Physical Examination
Physical examination classically involves range-of-motion (ROM) testing of the
lumbar and cervical spine, but these findings may be more reflective of aging or
deterioration in the intervertebral disks and joints than any quantifiable assessment of
impairment. The remainder of the examination is essentially a neurologic assessment
of weakness, dermatomal numbness, reflex change, and, most important, sciatic or
femoral nerve root tension in the lumbar spine.
Numerous examination maneuvers (eg, Lasegue classic test, Lasegue rebound sign,
Lasegue differential sign, Braggard sign, flip sign, Deyerle sign, Mendel-Bechterew
sign, well leg test or Fajersztajn sign, both-legs or Milgram test) are available but
cloud the issue, because the sciatic nerve root tension or straight-leg raising test is the
basis for nearly all of them. They are essentially modifications for subtle differences,
but the provocation of radiating pain down the leg is of a neural compressive lesion
and compression of the sciatic nerve root, if it goes below the knee. Furthermore, the
provocation of radiating pain down the leg is the most sensitive test for a lumbar disk
herniation.
For a higher lumbar lesion, reverse straight-leg raising or hip extension that stretches
the femoral nerve is analogous to a straight-leg raising test. The Spurling test in the
cervical spine is used to detect foraminal stenosis (the Kemp test is used in the lumbar
region) rather than specifically for intervertebral disk herniation or nerve root tension.
Careful hip, rectal, and genitourinary examinations help exclude complications of
those organ systems in the diagnosis of higher lumbar lesions.

Diagnostic Considerations
The diagnosis of an internal disk derangement is controversial. The classic patient
presents with back pain without imaging abnormalities except for varying degrees of
the black disk, which is the converse of the asymptomatic patient with an
intervertebral disk herniation.
Patients without a disk herniation have a favorable course and long-term outcome
with conservative treatment or surgery.
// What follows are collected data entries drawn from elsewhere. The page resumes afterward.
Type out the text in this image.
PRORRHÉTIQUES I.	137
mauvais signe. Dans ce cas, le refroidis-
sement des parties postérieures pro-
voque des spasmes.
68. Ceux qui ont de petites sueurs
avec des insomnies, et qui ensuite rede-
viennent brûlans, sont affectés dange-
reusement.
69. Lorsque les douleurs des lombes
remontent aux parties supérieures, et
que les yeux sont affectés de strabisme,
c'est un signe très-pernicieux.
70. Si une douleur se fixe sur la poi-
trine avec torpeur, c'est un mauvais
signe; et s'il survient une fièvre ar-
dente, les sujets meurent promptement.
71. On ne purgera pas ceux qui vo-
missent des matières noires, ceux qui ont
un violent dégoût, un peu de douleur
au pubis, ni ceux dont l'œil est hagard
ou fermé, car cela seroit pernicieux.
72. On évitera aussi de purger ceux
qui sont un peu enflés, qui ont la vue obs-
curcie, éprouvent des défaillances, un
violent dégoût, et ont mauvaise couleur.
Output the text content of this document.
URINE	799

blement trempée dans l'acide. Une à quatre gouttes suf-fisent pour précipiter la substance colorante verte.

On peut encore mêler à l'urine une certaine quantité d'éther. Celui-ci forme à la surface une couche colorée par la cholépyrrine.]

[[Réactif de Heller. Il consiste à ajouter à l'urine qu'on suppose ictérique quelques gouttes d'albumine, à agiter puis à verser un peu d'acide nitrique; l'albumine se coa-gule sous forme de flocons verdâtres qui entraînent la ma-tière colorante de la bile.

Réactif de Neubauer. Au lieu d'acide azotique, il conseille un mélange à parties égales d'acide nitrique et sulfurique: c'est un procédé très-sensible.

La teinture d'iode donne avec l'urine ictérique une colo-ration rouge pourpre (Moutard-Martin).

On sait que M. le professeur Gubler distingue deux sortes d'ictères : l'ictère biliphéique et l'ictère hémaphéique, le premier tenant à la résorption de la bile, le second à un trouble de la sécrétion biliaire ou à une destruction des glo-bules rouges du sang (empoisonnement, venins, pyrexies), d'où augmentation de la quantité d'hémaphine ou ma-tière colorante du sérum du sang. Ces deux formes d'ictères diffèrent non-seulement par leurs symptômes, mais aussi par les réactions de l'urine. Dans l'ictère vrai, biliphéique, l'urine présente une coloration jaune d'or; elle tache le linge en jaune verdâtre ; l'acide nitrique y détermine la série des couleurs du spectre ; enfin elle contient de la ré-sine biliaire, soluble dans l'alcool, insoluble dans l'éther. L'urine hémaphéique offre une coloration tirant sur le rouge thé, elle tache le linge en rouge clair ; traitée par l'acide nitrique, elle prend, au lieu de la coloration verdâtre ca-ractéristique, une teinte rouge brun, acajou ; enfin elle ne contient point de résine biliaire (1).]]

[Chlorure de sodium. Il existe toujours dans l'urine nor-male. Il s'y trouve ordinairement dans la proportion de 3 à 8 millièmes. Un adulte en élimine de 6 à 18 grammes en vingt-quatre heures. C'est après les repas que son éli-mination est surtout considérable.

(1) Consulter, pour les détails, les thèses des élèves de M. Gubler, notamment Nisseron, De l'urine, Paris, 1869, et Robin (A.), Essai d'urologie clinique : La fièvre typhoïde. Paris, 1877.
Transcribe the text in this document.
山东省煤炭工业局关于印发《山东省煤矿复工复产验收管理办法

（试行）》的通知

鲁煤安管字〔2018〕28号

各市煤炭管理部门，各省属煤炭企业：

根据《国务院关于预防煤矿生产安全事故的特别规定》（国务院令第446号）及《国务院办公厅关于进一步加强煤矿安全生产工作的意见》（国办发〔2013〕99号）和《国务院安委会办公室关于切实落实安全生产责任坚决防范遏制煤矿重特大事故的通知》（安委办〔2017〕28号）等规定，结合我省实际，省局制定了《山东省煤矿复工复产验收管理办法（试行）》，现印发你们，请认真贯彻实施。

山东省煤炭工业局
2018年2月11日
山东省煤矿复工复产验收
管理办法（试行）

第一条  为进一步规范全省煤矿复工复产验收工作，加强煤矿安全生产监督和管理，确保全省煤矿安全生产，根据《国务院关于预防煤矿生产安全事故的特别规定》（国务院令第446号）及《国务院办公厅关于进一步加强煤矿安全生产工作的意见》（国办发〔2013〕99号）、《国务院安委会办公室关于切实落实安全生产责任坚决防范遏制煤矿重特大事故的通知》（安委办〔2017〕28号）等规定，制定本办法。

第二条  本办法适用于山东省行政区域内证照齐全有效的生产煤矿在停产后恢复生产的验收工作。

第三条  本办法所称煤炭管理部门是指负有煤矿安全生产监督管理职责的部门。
However, some patients with prolonged
limitations and limited job skills benefit from surgical intervention for segmental
instability or clinical instability as we earlier discussed. A positive discogram properly
done and carefully interpreted in context may raise the expectation of success for
surgical treatment in this patient population.
The greatest controversy is over the effectiveness of fusion surgery. Unfortunately,
there is no clear objective criterion; clinical judgment is mandatory and is not perfect;
clearly, good patients do well, and patient selection is paramount.

Approach Considerations
After plain radiographs are obtained, further imaging studies (eg, magnetic resonance
imaging [MRI], computed tomography [CT], and CT myelography) may be indicated
to assess degenerative disk disease, loss of disk height, and facet deterioration, such as
sclerosis or hypertrophy. MRI clearly provides the most information—perhaps too
much, in that it has a 25% false-positive rate (asymptomatic herniated nucleus
pulposus [HNP]).
An HNP that is noted on imaging studies must be correlated with objective
examination findings; otherwise, it must be presumed to be an asymptomatic HNP if
there is no correlation between the imaging findings and pain or clinical symptoms.
Therefore, imaging studies should perhaps be reserved for cases in which positive
physical findings have been documented.
Other causes of significant back pain in the absence of neurologic findings should be
considered. Sciatic nerve irritation may result from sacroiliac dysfunction or
degenerative joint disease caused by the proximity of the sciatic notch to the
sacroiliac joint or peripheral entrapment, including piriformis syndrome. Careful
examination with an adequate differential for the diagnosis may prevent prolonged
ineffective empirical care for presumed lumbar disk disease.
The facet syndrome has been controversial, but neurophysiologic studies have shown
discharges from the capsule consistent with pain, as well as inflammation and
degenerative joint disease. [26] However, large numbers of patients have reported
significant relief after facet joint injections for nonspecific low back pain (LBP); as a
result, the facet syndrome has become more widely accepted. Clinically, patients
usually have pain only to the knee, not below, as would be expected from an HNP.
Conservative Treatment
Spontaneous improvement of low back discomfort has allowed ineffective treatments
to perpetuate, because benefits have been ascribed to them when they are prescribed
while the patient is still symptomatic but otherwise improving. Hippocrates expected
improvement in sciatica in 40 days, and the customary and contemporary guideline is
6 weeks. An often-quoted study suggests near-resolution improvement of 90% of
patients within 6 weeks, but this study has been faulted because the criterion for
patient recovery was failure to return to the observing physician.20 The prevalence of
back problems is consistent with the failure of a subgroup of patients to improve and
to have periodic recurrent episodes of disability.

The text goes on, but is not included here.